Jimmy Nelson #52 of the Milwaukee Brewers talks with pitching coach Rick Kranitz #39, Martin Maldonado #12, and Jonathan Lucroy #20 after a rough first inning against the Pittsburgh Pirates at Miller Park on July 18, 2015 in Milwaukee, Wisconsin. (Photo by Tom Lynn/Getty Images)
Photo: Tom Lynn/Getty Images
Photo: Tom Lynn/Getty Images

Braves close to hiring Rick Kranitz as pitching coach

The Braves are working toward hiring Rick Kranitz as their new pitching coach, a person familiar with the negotiations told The Atlanta Journal-Constitution on Tuesday.

Kranitz has a strong reputation in the industry after serving as pitching coach for Florida (2006-07), Baltimore (2008-10), Milwaukee (2011-15) and Philadelphia last season. He’s highly regarded for his ability to develop younger pitchers and comfortable relationships with his players.

The Phillies produced a 4.14 staff ERA under Kranitz in 2018, though they were better than that 18th-rated number illustrates because of an all-time poor defense. The Phillies were seventh in FIP (3.83), sixth in WAR (19.6) and in strikeout rate (sixth, 23.9).
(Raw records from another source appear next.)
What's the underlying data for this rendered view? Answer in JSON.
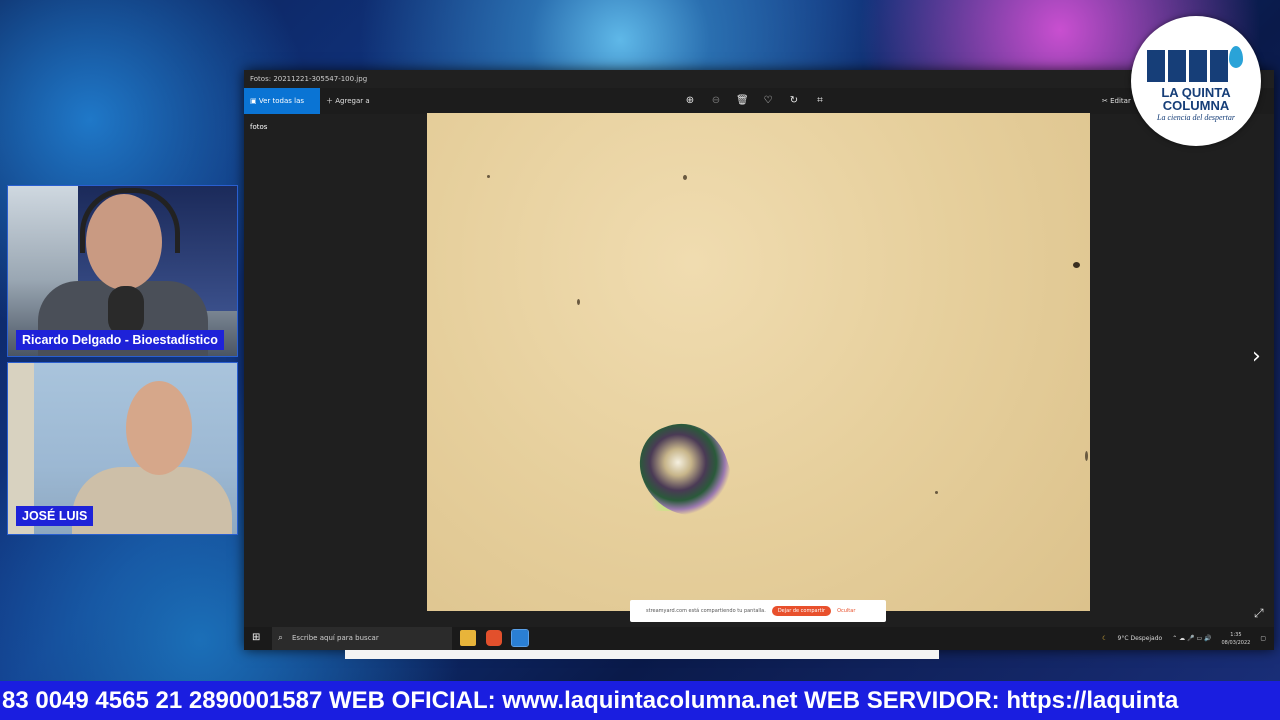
{
  "window": {
    "title": "Fotos: 20211221-305547-100.jpg"
  },
  "toolbar": {
    "see_all": "Ver todas las fotos",
    "add_to": "Agregar a",
    "edit": "Editar"
  },
  "share_bar": {
    "message": "streamyard.com está compartiendo tu pantalla.",
    "stop": "Dejar de compartir",
    "hide": "Ocultar"
  },
  "taskbar": {
    "search_placeholder": "Escribe aquí para buscar",
    "weather": "9°C Despejado",
    "time": "1:35",
    "date": "08/03/2022"
  },
  "cameras": [
    {
      "name": "Ricardo Delgado - Bioestadístico"
    },
    {
      "name": "JOSÉ LUIS"
    }
  ],
  "logo": {
    "line1": "LA QUINTA",
    "line2": "COLUMNA",
    "tagline": "La ciencia del despertar"
  },
  "ticker": {
    "text": "83 0049 4565 21 2890001587 WEB OFICIAL: www.laquintacolumna.net WEB SERVIDOR: https://laquinta"
  },
  "icons": {
    "zoom_in": "zoom-in-icon",
    "zoom_out": "zoom-out-icon",
    "delete": "trash-icon",
    "favorite": "heart-icon",
    "rotate": "rotate-icon",
    "crop": "crop-icon",
    "next": "chevron-right-icon",
    "expand": "expand-icon"
  },
  "colors": {
    "ticker_bg": "#1a1ee0",
    "nameplate_bg": "#1e22d8",
    "accent_blue": "#0a74d4",
    "stop_share": "#e8502c"
  }
}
Kranitz has gotten the most out of strikeout arms before, including 2012, when his Brewers staff struck out 1,402 hitters, second-best total in MLB history. Phillies ace Aaron Nola, in particular, blossomed under his tutelage, earning a 2.37 ERA and striking out 224. 

But Kranitz, 60, was let go in favor of the younger Chris Young. Young, the Phillies’ assistant pitching coach, received interest elsewhere, which prompted the Phillies to promote him and allow Kranitz to seek other opportunities.

He spent three seasons with the Phillies, transitioning from bullpen coach to assistant pitching coach to the head title. Baseball America named Kranitz coach of the year in 2006 for his work with several young Marlins, including Josh Johnson, Scott Olsen, Ricky Nolasco and Anibal Sanchez.

"Kranny is a big relationship guy, so there is a strong bond with our players and Kranny,” Phillies pitcher Tommy Hunter said, via MLB.com. “Not just our pitchers, but position players and everyone. There's something to be said about a guy like Kranny in your clubhouse. That's why we all loved him. But then again, this is not a decision of the players, so as a player, you just have to accept it and move forward."

The Braves dismissed Chuck Hernandez despite the staff making strides. The organization wanted a fresh voice for its bevy of youngsters. Kranitz will be tasked with continuing the growth of All-Star Mike Foltynewicz and Sean Newcomb while grooming MLB’s greatest collection of pitching prospects.

Mike Soroka, Touki Toussaint, Kolby Allard, Bryse Wilson and Kyle Wright each made his major league debut for the Braves last season. That doesn’t include others, such as Max Fried and Luiz Gohara, who will compete for spots on the team.

Foltynewicz, Newcomb, Kevin Gausman and Julio Teheran currently are included in the rotation, leaving just one spot for a budding youngster. Even so, Kranitz will be instrumental in helping each achieve his potential.

Kranitz also will be tasked with trimming walks. The Braves walked 635 batters last season, second most in the bigs. The bullpen was a bit of a roller coaster, with a few key pitchers - Dan Winkler, Sam Freeman and Shane Carle - being burned out before the postseason.

The field of candidates wasn’t disclosed, but the Braves considered a number of external and internal candidates, conducting weeks-worth of interviews. Kranitz emerged as the ideal fit with a resume tailored for where the Braves organization stands.

David O’Brien of The Athletic was the first to report the Braves and Kranitz were moving toward an agreement.